It’s weird to be back in the Our Lady of La Salette parish center after all this time. It reminds me of pancake breakfasts and Sunday school and construction paper and dumb icebreakers at confirmation retreats. It smells like my elementary school cafeteria. It feels like Lent.
My mom volunteered to help set up this art show/bake sale (what is a church event sans the Ladies’ Guild bustling about with sweets?) and asked me to come with her. I think she hoped the church would suck me back in if I got close enough, would make me wish I had not stopped going to Mass the instant I started going to college.
See? Remember Father George and his friendly beard and his nifty paintings? How could you not love this man and everything he stands for? Remember the Lloyds? Kelly’s a Eucharistic Minister now. She’s devout and happy. See?
I smile at Father George, feeling suddenly, inexplicably guilty. I do like his beard and his paintings. I hope he will not ask about my spiritual life.
I should not feel guilty; I made a decision and by God (get it? God?) I will stand by it. But I do feel guilty. Maybe I have made a horrible mistake. Maybe I should come groveling back to the church. Maybe I should become a priest.
Have I lost my mind? A young lady cannot just barge into the tree house of the priesthood uninvited. No, outside there is a sign, clearly marked “No Girls Allowed,” and an invisible titanium force field. The boys inside have squirt guns and water balloons. And rocks. These vehement exclusionary tactics have always puzzled me.
Catholicism is puzzling. Take purgatory. I was in seventh grade the first time I saw the word. It kept appearing in this tattered blue prayer book I had, so I, bold and curious youngster that I was, asked my catechism teacher about it one Wednesday evening. What was all this purgatory business? And why had there not been poster board presentations with relevant magazine clippings on the subject? I wanted diagrams, visual aids. I wanted parables with memorable titles.
My teacher was a frank and cheerful woman. She answered frankly and cheerfully: “I’m not sure we’re teaching that anymore.”
She explained purgatory in terms of sins and souls and clothing and being properly dressed for formal dinners. Your soul was the formal attire. If it had too many stains (sins) on it by the time St. Peter was checking the guest list for your name, you went to Hell. If it had fewer, but you still looked a bit riff-raffy, you went to purgatory. You stayed there and kept quiet and thought about what you had done. It was like sitting in the corner for time out. “But I don’t think we’re teaching it anymore.”

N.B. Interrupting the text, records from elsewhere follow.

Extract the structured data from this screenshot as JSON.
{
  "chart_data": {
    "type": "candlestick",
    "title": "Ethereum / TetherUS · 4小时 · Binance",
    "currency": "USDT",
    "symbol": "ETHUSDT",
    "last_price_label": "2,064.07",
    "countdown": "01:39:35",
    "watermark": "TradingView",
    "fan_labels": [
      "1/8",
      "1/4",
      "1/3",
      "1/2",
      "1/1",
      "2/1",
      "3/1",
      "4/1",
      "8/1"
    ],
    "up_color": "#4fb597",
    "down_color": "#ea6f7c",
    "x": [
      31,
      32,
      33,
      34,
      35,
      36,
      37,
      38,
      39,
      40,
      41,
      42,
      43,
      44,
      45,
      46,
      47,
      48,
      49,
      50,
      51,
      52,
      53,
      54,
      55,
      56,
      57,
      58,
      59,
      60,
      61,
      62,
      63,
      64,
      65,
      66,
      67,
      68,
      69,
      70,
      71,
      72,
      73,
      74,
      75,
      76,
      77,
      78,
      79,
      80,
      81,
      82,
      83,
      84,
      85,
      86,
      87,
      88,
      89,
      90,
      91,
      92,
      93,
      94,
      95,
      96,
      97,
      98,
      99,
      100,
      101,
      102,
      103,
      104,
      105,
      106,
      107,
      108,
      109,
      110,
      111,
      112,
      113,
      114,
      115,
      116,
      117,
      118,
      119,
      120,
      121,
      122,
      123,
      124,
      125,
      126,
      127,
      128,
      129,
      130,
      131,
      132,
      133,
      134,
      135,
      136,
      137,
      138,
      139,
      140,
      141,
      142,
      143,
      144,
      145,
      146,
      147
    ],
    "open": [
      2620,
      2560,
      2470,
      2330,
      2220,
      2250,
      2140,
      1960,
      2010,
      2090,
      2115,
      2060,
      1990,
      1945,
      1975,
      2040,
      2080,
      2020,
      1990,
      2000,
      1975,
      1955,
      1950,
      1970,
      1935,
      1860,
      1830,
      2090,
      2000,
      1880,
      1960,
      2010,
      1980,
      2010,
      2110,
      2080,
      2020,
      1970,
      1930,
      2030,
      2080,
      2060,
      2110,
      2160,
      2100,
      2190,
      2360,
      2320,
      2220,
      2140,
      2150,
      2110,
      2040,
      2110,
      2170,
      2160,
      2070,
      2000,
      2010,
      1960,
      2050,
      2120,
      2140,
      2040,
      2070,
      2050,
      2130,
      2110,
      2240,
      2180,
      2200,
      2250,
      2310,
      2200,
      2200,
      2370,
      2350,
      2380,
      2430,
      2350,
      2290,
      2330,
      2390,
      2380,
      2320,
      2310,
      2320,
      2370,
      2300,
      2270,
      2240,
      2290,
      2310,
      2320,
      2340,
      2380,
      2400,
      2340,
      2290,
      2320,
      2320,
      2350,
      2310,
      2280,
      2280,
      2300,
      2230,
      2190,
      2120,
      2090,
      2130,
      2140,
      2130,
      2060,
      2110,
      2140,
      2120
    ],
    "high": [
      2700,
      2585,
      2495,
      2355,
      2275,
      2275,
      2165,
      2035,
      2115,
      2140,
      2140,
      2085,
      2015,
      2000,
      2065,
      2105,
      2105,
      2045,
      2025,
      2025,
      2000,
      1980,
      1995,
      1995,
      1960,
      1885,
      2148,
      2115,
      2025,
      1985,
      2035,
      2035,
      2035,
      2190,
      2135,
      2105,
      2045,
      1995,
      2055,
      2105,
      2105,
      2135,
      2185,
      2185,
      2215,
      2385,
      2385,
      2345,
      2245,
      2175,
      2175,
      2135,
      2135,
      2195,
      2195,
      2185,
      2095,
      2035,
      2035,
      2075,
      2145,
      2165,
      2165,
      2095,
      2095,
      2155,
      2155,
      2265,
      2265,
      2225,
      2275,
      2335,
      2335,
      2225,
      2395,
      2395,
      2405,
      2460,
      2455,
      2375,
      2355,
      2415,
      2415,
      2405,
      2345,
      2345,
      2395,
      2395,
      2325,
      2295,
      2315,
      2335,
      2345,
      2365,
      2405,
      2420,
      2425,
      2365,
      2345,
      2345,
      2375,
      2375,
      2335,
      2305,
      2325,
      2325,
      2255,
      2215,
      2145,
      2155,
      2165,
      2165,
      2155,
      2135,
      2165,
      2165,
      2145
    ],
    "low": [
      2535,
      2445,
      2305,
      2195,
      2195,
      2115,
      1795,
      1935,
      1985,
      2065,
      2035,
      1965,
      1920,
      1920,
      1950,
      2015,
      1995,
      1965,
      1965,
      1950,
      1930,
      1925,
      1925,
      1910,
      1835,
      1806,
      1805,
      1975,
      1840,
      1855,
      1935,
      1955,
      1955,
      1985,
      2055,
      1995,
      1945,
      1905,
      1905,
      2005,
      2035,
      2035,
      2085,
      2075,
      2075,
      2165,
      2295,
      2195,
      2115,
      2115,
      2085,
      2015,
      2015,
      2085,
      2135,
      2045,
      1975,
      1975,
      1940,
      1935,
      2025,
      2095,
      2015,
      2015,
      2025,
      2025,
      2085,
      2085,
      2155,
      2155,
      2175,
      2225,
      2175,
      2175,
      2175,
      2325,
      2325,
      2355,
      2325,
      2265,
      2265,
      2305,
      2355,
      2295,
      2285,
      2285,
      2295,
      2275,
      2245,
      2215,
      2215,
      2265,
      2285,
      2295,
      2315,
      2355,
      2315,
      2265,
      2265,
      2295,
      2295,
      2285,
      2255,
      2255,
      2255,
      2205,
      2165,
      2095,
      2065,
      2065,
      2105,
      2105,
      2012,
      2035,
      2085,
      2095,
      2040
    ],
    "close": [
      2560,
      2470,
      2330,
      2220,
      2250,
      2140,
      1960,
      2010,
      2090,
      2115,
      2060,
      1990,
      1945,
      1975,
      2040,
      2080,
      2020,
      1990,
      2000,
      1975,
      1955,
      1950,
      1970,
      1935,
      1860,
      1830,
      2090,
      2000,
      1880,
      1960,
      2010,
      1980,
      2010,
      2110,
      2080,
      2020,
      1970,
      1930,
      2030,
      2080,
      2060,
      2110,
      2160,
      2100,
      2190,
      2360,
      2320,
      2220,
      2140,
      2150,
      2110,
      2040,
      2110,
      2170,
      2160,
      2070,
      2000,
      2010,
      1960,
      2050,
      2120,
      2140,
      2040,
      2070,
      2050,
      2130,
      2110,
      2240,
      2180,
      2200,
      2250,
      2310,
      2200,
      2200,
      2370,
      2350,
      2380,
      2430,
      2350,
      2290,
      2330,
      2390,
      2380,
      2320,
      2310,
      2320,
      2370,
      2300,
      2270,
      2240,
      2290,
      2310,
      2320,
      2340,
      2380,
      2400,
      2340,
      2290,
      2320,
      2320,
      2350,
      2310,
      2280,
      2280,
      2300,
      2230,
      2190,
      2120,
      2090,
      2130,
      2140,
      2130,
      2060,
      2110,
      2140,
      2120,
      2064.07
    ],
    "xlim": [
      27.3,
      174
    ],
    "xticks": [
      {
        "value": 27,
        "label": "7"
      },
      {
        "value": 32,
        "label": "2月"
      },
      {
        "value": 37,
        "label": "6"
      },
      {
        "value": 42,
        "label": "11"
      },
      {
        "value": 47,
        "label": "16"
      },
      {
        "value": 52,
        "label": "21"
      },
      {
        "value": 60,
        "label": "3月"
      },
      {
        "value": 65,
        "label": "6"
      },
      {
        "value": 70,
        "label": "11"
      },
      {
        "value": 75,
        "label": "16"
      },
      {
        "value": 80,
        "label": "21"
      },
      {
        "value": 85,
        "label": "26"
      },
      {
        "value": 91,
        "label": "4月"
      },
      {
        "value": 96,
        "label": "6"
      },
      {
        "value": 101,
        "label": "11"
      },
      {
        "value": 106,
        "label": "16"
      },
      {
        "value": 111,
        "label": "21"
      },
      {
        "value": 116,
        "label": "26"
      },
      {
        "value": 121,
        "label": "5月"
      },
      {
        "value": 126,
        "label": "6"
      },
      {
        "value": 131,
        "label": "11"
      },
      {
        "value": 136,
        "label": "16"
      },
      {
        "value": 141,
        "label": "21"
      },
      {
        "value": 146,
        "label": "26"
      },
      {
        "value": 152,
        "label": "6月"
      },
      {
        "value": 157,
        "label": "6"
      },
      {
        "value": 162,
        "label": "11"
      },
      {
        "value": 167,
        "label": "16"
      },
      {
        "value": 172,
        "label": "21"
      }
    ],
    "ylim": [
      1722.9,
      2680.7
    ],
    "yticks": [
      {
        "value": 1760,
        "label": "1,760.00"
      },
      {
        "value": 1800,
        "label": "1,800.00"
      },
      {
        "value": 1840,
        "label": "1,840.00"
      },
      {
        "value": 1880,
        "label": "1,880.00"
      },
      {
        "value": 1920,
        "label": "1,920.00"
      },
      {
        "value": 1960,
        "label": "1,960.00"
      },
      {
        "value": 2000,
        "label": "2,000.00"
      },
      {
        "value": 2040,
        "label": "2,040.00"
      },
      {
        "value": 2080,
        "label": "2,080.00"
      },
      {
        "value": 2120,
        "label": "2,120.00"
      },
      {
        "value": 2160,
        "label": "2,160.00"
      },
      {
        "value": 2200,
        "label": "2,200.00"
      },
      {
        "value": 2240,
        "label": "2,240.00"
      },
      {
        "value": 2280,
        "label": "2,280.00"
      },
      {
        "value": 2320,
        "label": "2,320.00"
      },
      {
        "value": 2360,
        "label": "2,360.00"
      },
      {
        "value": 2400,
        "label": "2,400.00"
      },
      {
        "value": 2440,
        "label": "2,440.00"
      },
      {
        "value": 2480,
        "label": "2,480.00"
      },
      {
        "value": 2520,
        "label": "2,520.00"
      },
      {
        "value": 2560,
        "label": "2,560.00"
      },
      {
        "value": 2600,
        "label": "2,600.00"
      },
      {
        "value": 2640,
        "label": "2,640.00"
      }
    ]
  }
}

What? You’re not teaching it anymore? Can you do that? Just change your mind like that? Say, oh, hell (or purgatory, as it were), we don’t believe that anymore and then watch as the concept vanishes in a poof of dogmatic modification? Is that allowed?
Who decided about purgatory? The Pope? Was he unwinding at the Vatican one sunny afternoon, reading a little Revelations and sipping a little lemonade, when he thought to himself, “You know, this purgatory thing’s kinda silly. I think I’ll sack it. Tomorrow. There will be a memo. I can finally use that cool Jesus-on-a-pogo-stick stationary Ron gave me for my birthday. Goody, goody.”
And if you can discard one moral absolute, who’s to say that in 20 or 50 or 100 years, they won’t decide it’s okay, say, for women to be priests?
“Oh, no. That’ll never happen. You’ll see married priests before you see female priests.”
“Women can’t be priests. It’s in the Bible.”
It is? Where?
“Well, it’s not in the Bible per se. But you see Jesus didn’t have any female apostles -”
What about Mary Magda –
“And there were no women at the last supper -”
What are you talking about? It was Passover. There would have been women and children everywhere. Besides –
“Shhhttt! And anyway, it’s tradition. No Girls Allowed. Invisible force field, remember? God’s divine force field. And lasers. Also invisible. Sorry. Does anyone else have questions?”
The best friend of the boy I had a crush on raised his hand and asked if this would be on the test. I banged my head against the wall. No, frank-and-cheerful said. This would not be on the test. It wasn’t important. Just forget it.